JNE avisa: los resultados oficiales de la segunda vuelta podrían tardar hasta 30 días; Sánchez mantiene una ligera ventaja frente a Fujimori

El Jurado Nacional de Elecciones estima un plazo de unos 30 días para emitir los resultados oficiales de la segunda vuelta entre Keiko Fujimori y Roberto Sánchez. Con el 96,3% de las actas escrutadas, Sánchez aparece con una estrecha ventaja sobre Fujimori y hay 1.547 actas observadas. El artículo analiza qué implica este retraso, cómo funciona el proceso y qué puede ocurrir después.

El Jurado Nacional de Elecciones (JNE) informó este martes que la #proclamación oficial de los resultados de la segunda vuelta entre Keiko Fujimori, candidata de la ultraderecha, y Roberto Sánchez, candidato de la izquierda, no llegará de inmediato.

Según el abogado del gabinete de asesores del JNE, Jorge Valdivia, se maneja un plazo de unos 30 días, con la idea de tener todo cerrado a mediados de julio.

¿El motivo? hay que terminar de revisar una carga procesal que se acumula por las #actas observadas y, además, atender posibles pedidos o recursos que presenten las organizaciones políticas.

En pocas palabras: hay documentación en revisión y eso retrasa la proclamación.

A día de hoy, la Oficina Nacional de Procesos Electorales (ONPE) ha reporteado que, con un adelanto sólido del escrutinio, ya se han contabilizado el 96,3% de las actas.

El resultado parcial señala una ligera ventaja para Roberto Sánchez, que se sitúa en el 50,12% de los votos frente al 49,87% de Fujimori. En números absolutos, la diferencia ronda los 43.233 votos. Es decir, la cuenta va muy ajustada y cada acta observada puede cambiar el panorama si termina decidiéndose a favor de alguno de los dos.

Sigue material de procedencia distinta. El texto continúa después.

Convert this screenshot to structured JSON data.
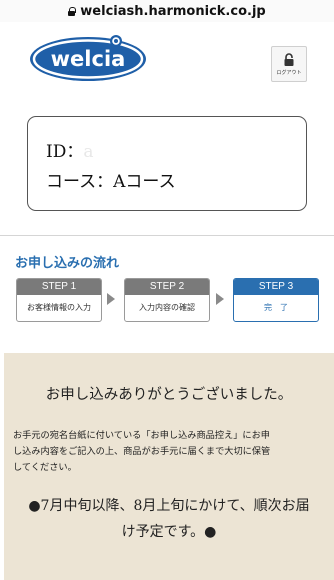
{
  "browser": {
    "url": "welciash.harmonick.co.jp"
  },
  "header": {
    "logo_text": "welcia",
    "logout_label": "ログアウト"
  },
  "account": {
    "id_label": "ID：",
    "id_value": "a",
    "course_label": "コース：",
    "course_value": "Aコース"
  },
  "flow": {
    "title": "お申し込みの流れ",
    "steps": [
      {
        "step": "STEP 1",
        "label": "お客様情報の入力"
      },
      {
        "step": "STEP 2",
        "label": "入力内容の確認"
      },
      {
        "step": "STEP 3",
        "label": "完　了"
      }
    ],
    "active_step": 3
  },
  "thanks": {
    "title": "お申し込みありがとうございました。",
    "note_lines": [
      "お手元の宛名台紙に付いている「お申し込み商品控え」にお申",
      "し込み内容をご記入の上、商品がお手元に届くまで大切に保管",
      "してください。"
    ],
    "schedule_lines": [
      "●7月中旬以降、8月上旬にかけて、順次お届",
      "け予定です。●"
    ]
  },
  "colors": {
    "brand_blue": "#2a6fb0",
    "logo_blue": "#1f5fa8",
    "step_gray": "#7a7a7a",
    "thanks_bg": "#ece4d4"
  }
}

Este escenario de estrecha diferencia no es nuevo en unas #elecciones tan reñidas como estas: la #ONPE ha ido desgranando porcentajes a medida que se iban cerrando actas, y el JNE, en su función de órgano decisor, debe pronunciarse sobre las actas observadas y cualquier otro requerimiento que presenten las candidaturas o las agrupaciones políticas.

Por eso, a pesar del avance notable en el escrutinio, la proclamación oficial se mantiene en una especie de limbo técnico que, por más que incomode a muchos votantes, es parte del protocolo para garantizar que cada voto esté correctamente contado y every demanda procesal sea atendida.

Los dos candidatos, pese a la tensión de la contienda, coincidieron en subrayar que, gane quien gane, será necesario buscar consensos políticos para los próximos años.

Que el poder en #Perú no se puede gestionar en solitario

Sánchez y Fujimori han dicho, de forma explícita o implícita, que el poder en Perú no se puede gestionar en solitario; sin importar el resultado final, la gobernabilidad requerirá acuerdos y alianzas con otras fuerzas políticas, sindicatos, y comunidades regionales.

Este reconocimiento, más allá de la polémica de la campaña, es visto por analistas como un indicio de la marea política que vendrá tras la votación: una necesidad de diálogo para estabilizar las instituciones y las políticas públicas que afectarán a millones de peruanos.

En la práctica, el proceso aún está en curso y, como recuerda Valdivia, la rapidez del escrutinio en esta segunda vuelta se debe a que, a diferencia de la primera ronda, no hay que mezclar tantas categorías en un solo recuento.

Aun así, la lectura final está pendiente de la resolución de las actas observadas y de cualquier recurso que presenten las partes. Por lo tanto, si alguien esperaba una proclamación ya, tal vez tenga que esperar un poco más; lo que sí parece claro es que, cuando el #JNE oficialice los resultados, lo hará con un marco completo de revisión para evitar sorpresas posteriores.

En resumen: la diferencia entre Sánchez y Fujimori es estrecha y está condicionada por varias actas que aún deben resolverse, así como por eventuales recursos.

El JNE mantiene un horizonte de aproximadamente 30 días para la proclamación oficial, periodo durante el cual la política peruana permanece en una suerte de pausa estratégica: lista para gobernar, pero con el proceso legal y administrativo en pleno curso.